In the software development world, we have a word for people who get into highfalutin discussions that don’t contribute to the bottom line. We call them “Architecture Astronauts.”

When great thinkers think about problems, they start to see patterns. They look at the problem of people sending each other word-processor files, and then they look at the problem of people sending each other spreadsheets, and they realize that there’s a general pattern: sending files. That’s one level of abstraction already. Then they go up one more level: people send files, but web browsers also “send” requests for web pages. And when you think about it, calling a method on an object is like sending a message to an object! It’s the same thing again! Those are all sending operations, so our clever thinker invents a new, higher, broader abstraction called messaging, but now it’s getting really vague and nobody really knows what they’re talking about any more. Blah.
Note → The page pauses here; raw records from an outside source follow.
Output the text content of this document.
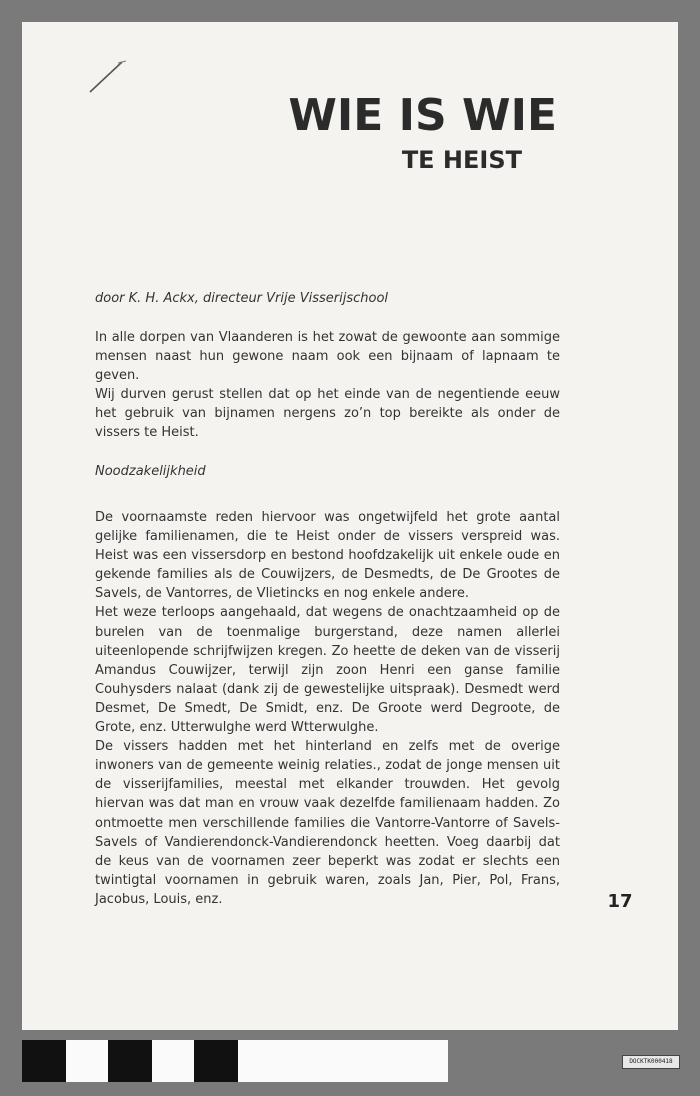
WIE IS WIE
TE HEIST

door K. H. Ackx, directeur Vrije Visserijschool

In alle dorpen van Vlaanderen is het zowat de gewoonte aan sommige mensen naast hun gewone naam ook een bijnaam of lapnaam te geven.

Wij durven gerust stellen dat op het einde van de negentiende eeuw het gebruik van bijnamen nergens zo’n top bereikte als onder de vissers te Heist.

Noodzakelijkheid

De voornaamste reden hiervoor was ongetwijfeld het grote aantal gelijke familienamen, die te Heist onder de vissers verspreid was. Heist was een vissersdorp en bestond hoofdzakelijk uit enkele oude en gekende families als de Couwijzers, de Desmedts, de De Grootes de Savels, de Vantorres, de Vlietincks en nog enkele andere.

Het weze terloops aangehaald, dat wegens de onachtzaamheid op de burelen van de toenmalige burgerstand, deze namen allerlei uiteenlopende schrijfwijzen kregen. Zo heette de deken van de visserij Amandus Couwijzer, terwijl zijn zoon Henri een ganse familie Couhysders nalaat (dank zij de gewestelijke uitspraak). Desmedt werd Desmet, De Smedt, De Smidt, enz. De Groote werd Degroote, de Grote, enz. Utterwulghe werd Wtterwulghe.

De vissers hadden met het hinterland en zelfs met de overige inwoners van de gemeente weinig relaties., zodat de jonge mensen uit de visserijfamilies, meestal met elkander trouwden. Het gevolg hiervan was dat man en vrouw vaak dezelfde familienaam hadden. Zo ontmoette men verschillende families die Vantorre-Vantorre of Savels-Savels of Vandierendonck-Vandierendonck heetten. Voeg daarbij dat de keus van de voornamen zeer beperkt was zodat er slechts een twintigtal voornamen in gebruik waren, zoals Jan, Pier, Pol, Frans, Jacobus, Louis, enz.	17

DOCKTK000418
When you go too far up, abstraction-wise, you run out of oxygen. Sometimes smart thinkers just don’t know when to stop, and they create these absurd, all-encompassing, high-level pictures of the universe that are all good and fine, but don’t actually mean anything at all.

These are the people I call Architecture Astronauts. It’s very hard to get them to write code or design programs, because they won’t stop thinking about Architecture. They’re astronauts because they are above the oxygen level, I don’t know how they’re breathing. They tend to work for really big companies that can afford to have lots of unproductive people with really advanced degrees that don’t contribute to the bottom line.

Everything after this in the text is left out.